5) There have also been high-quality studies into viral persistence, for example, by Ian Lipkin’s team, which studied blood, feces, and saliva but found null results. Same with studies on severe ME/CFS patients or with well-matched twin controls.
6) That doesn’t mean the viral persistence hypothesis is dead, but it has to be a very unusual virus, one that is exceptionally good at hiding itself, causes no obvious tissue damage, leaves no traces in blood or saliva, and induces no systemic immune activation.
7) Next chapter: antibodies. In a major study, Scheibenbogen’s group found increased autoantibodies against adrenergic and muscarinic cholinergic receptors in ME/CFS.
But the differences were small and do not correlate well with symptoms.
8) Questions were also raised about the CellTrend assay used, and its findings were not replicated by a major antibody study published last year.
The most interesting results on antibodies come from treatment trials (Rituximab, Daratumumab, immunoadsorption, etc.)
9) Two results to look forward to are the HLA analysis from the genetic study DecodeME and the RESETME trial on daratumumab.
If both are negative, the antibody theory would take a big hit. If any do find an effect, it would be the biggest breakthrough in ME/CFS thus far.
10) The most consistent immune finding in ME/CFS research is reduced cytotoxicity of natural killer (NK) cells. Although some big studies didn’t find an effect, the majority did.
NK cytotoxicity is not a very specific finding, though. It’s found in multiple other conditions.
11) It’s also unclear why NK cytotoxicity is reduced in ME/CFS. Our favorite explanation is TGF-beta: the cytokine most consistently found to be increased in ME/CFS, and also a
potent inhibitor of NK cell cytotoxicity.
Perhaps there’s a connection between the two?
12) There’s no evidence for clonal expansion in ME/CFS, but a Cornell study found reduced lower glycolysis in T-cells despite normal mitochondrial respiration. Could mean they have a slightly different metabolism.
13) In B-cells, the most replicated finding is a skew in the building blocks of their receptors. IGHV3-30 is used more often in B-cell receptors of ME/CFS patients than in controls.

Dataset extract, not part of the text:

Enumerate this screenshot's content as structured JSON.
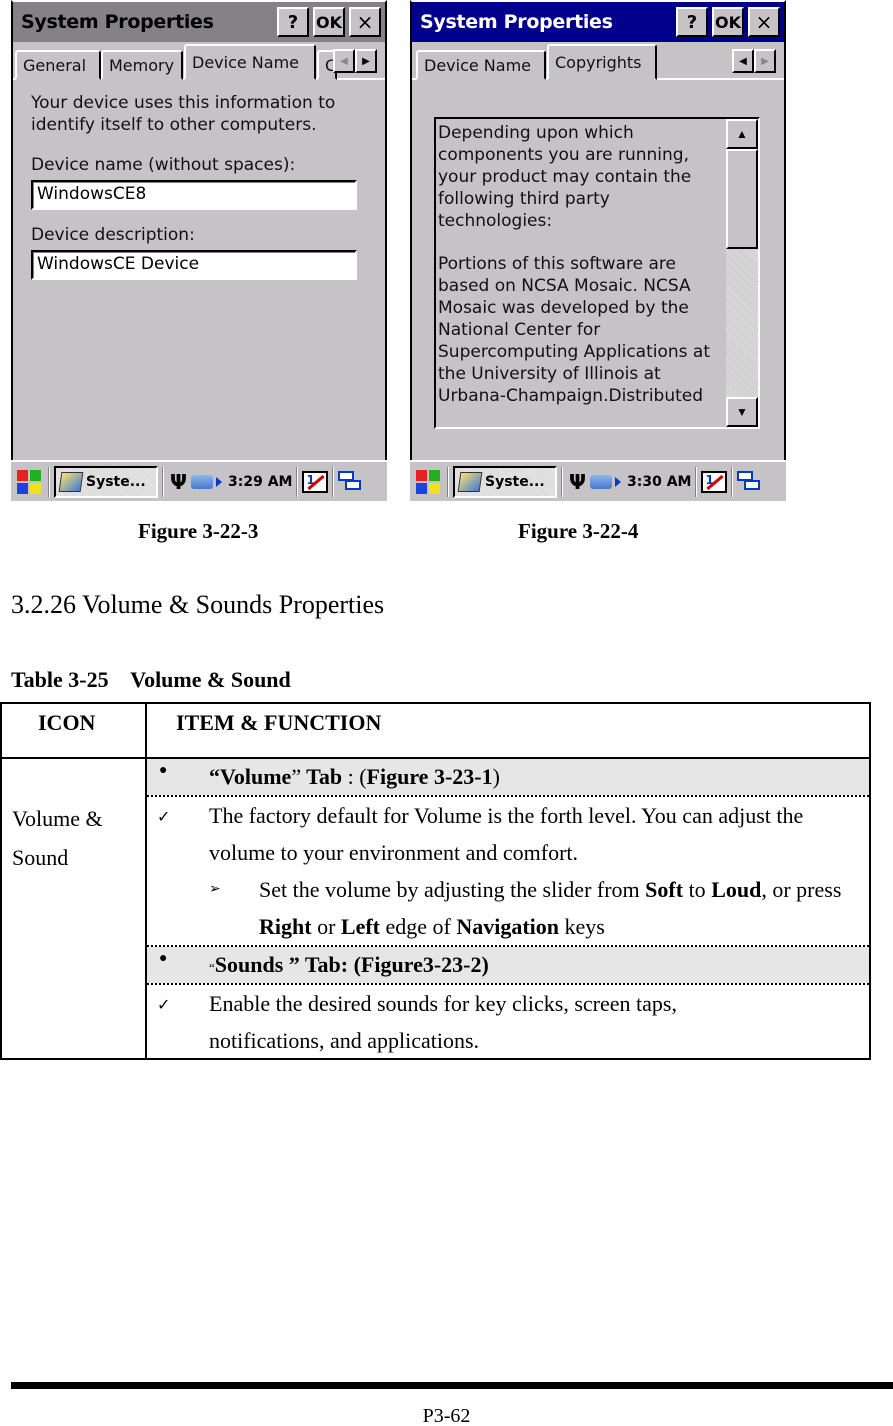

14) Overall, the immune abnormalities we in ME/CFS are relatively subtle. They are likely just an echo or side-effect of the core pathology. We have seen surprisingly little immune activation for such a debilitating disease triggered by viral infections.
15) This has important implications for future research. New immune hypotheses on ME/CFS will need to account for these negative findings. Focus should be on innovative methods and research targeting the gut, brain, or other tissues that have been difficult to sample
16) We’re looking for an immune signal that is potent enough to produce extremely debilitating symptoms yet produces no systemic immune activation visible in blood.
The answer to this question may have implications in medicine that go far beyond ME/CFS.